The limitations of the Academy’s collection, including as it does the only landscapes by the Big Three that could be described in some degree as ‘sublime’, encourage if they do not determine the other main story the exhibition has to tell, a story I sincerely hope will die before I get old. It’s the one about how there was in the 18th century a variety of landscape called ‘topography’, sometimes ‘strict topography’, which was committed to ‘the accurate recording of particular places’. The exhibition includes several such pictures, watercolours by Sandby, Michael Angelo Rooker and others, beautiful but somehow small-minded, limited in their ambition, we are invited to believe. Eventually, however, in the early 19th century, topographical art was transcended by something infinitely more serious and more powerful, a sublime style of painting that sought to represent the ‘grandeur of nature’, and to produce in us ‘feelings of awe, fear or horror’. This new landscape art, exemplified primarily by Turner, could also see through mere ‘particular places’ to show us something that transcended all particularity, and which in this exhibition goes by such names as ‘British landscape scenery in its own right’, or ‘nature itself’. The explanatory pamphlet does not say what ‘British landscape scenery’ would look like when all particularity had been banished, leaving only ‘nature itself’, but I imagine that it would look like nothing at all. Perhaps Hazlitt was right when he said that Turner painted ‘pictures of nothing, and very like’.

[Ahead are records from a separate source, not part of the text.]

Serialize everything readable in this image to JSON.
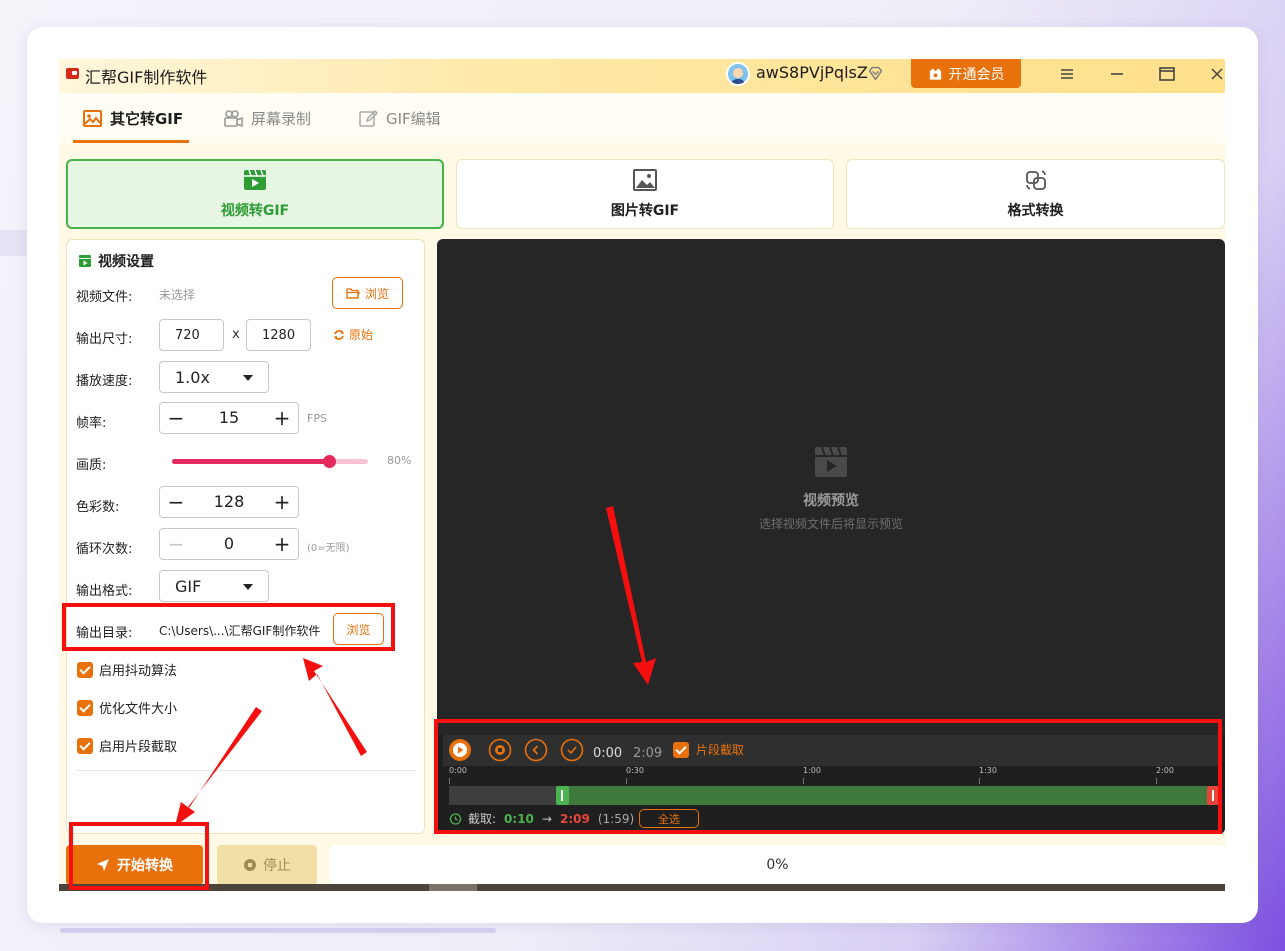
{
  "app": {
    "title": "汇帮GIF制作软件",
    "username": "awS8PVjPqlsZ",
    "vip_label": "开通会员",
    "accent_color": "#e8710c",
    "annotation_color": "#f50f0f"
  },
  "tabs": [
    {
      "label": "其它转GIF",
      "icon": "image-icon",
      "active": true
    },
    {
      "label": "屏幕录制",
      "icon": "camera-icon",
      "active": false
    },
    {
      "label": "GIF编辑",
      "icon": "edit-icon",
      "active": false
    }
  ],
  "modes": [
    {
      "label": "视频转GIF",
      "icon": "video-icon",
      "active": true
    },
    {
      "label": "图片转GIF",
      "icon": "picture-icon",
      "active": false
    },
    {
      "label": "格式转换",
      "icon": "convert-icon",
      "active": false
    }
  ],
  "settings": {
    "title": "视频设置",
    "video_file": {
      "label": "视频文件:",
      "value": "未选择",
      "browse_label": "浏览"
    },
    "output_size": {
      "label": "输出尺寸:",
      "width": "720",
      "separator": "x",
      "height": "1280",
      "original_label": "原始"
    },
    "speed": {
      "label": "播放速度:",
      "value": "1.0x"
    },
    "fps": {
      "label": "帧率:",
      "value": "15",
      "unit": "FPS"
    },
    "quality": {
      "label": "画质:",
      "value_text": "80%",
      "value": 0.8
    },
    "colors": {
      "label": "色彩数:",
      "value": "128"
    },
    "loop": {
      "label": "循环次数:",
      "value": "0",
      "hint": "(0=无限)"
    },
    "format": {
      "label": "输出格式:",
      "value": "GIF"
    },
    "output_dir": {
      "label": "输出目录:",
      "value": "C:\\Users\\...\\汇帮GIF制作软件",
      "browse_label": "浏览"
    },
    "checkboxes": [
      {
        "label": "启用抖动算法",
        "checked": true
      },
      {
        "label": "优化文件大小",
        "checked": true
      },
      {
        "label": "启用片段截取",
        "checked": true
      }
    ]
  },
  "preview": {
    "title": "视频预览",
    "subtitle": "选择视频文件后将显示预览",
    "current_time": "0:00",
    "total_time": "2:09",
    "segment_label": "片段截取",
    "ruler": [
      "0:00",
      "0:30",
      "1:00",
      "1:30",
      "2:00"
    ],
    "clip_label": "截取:",
    "clip_start": "0:10",
    "clip_arrow": "→",
    "clip_end": "2:09",
    "clip_duration": "(1:59)",
    "select_all_label": "全选",
    "timeline_total_seconds": 129,
    "clip_start_seconds": 10,
    "clip_end_seconds": 129
  },
  "footer": {
    "start_label": "开始转换",
    "stop_label": "停止",
    "progress_text": "0%",
    "progress": 0
  }
}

I have all sorts of objections to this story. First of all, after spending much of the last four years comparing images of North Wales, described or dismissed as ‘topographical’, with the scenes they depict, I see no evidence that most topographical artists usually set out to give ‘accurate records’ of places. Some did, sometimes, especially when representing places and especially buildings so well known that many people would be in a position to compare the representation with the thing represented. But for many artists, especially when depicting remote and little visited locations, accuracy seems to have been a low priority, well below the desire to produce a harmonious or picturesque or dramatic composition. It is a simple misreading of Burke’s theory of the sublime to claim that paintings by Turner and others, described as ‘sublime’, evoke, or even seek to evoke, ‘feelings of awe, fear or horror’. Some of the places he painted might have done – the precipices, the towering waves, the threats of landslide or avalanche – but not the paintings themselves. I watched the reactions of visitors as they stopped in front of the sublime Dolbadern Castle. None was exhibiting outward signs of horror, and though a few might have been inwardly awed or apprehensive, they seemed able to cope, and passed on to the next exhibit cheerfully enough.

I’m happy to agree that the sublime in paintings seeks to evoke feelings different from those evoked by images described as topographical: as Burke argued, it addresses us more as isolated individuals than as social beings, and to some of us, in some moods, its address may seem more powerful, more immediate. Many supposedly topographical images however, many of them by Turner himself, whether or not they aspire to strict accuracy of representation, evoke ideas and feelings that sublime pictures do not: more social than solitary, more about the way landscapes are inhabited, shared, possessed, argued over, exploited – for better or worse, humanised. The story of the transcendent sublime seems to trivialise such notions and the feelings associated with them, and it is time for the opposite story to be told, in an exhibition of ‘topographical’ art that could be seen as a development from the wonderful and successful Paul Sandby show a couple of years ago. It could be based on the King’s Topographical Collection in the British Library, assembled on behalf of George III. It covers pretty well every county in Britain, and the images it contains – in a wide range of printing methods, often in sparkling condition, many beautifully hand-coloured, yet unknown to the wider public – are as much about the making of landscape in Britain as are the great paintings by the Big Three.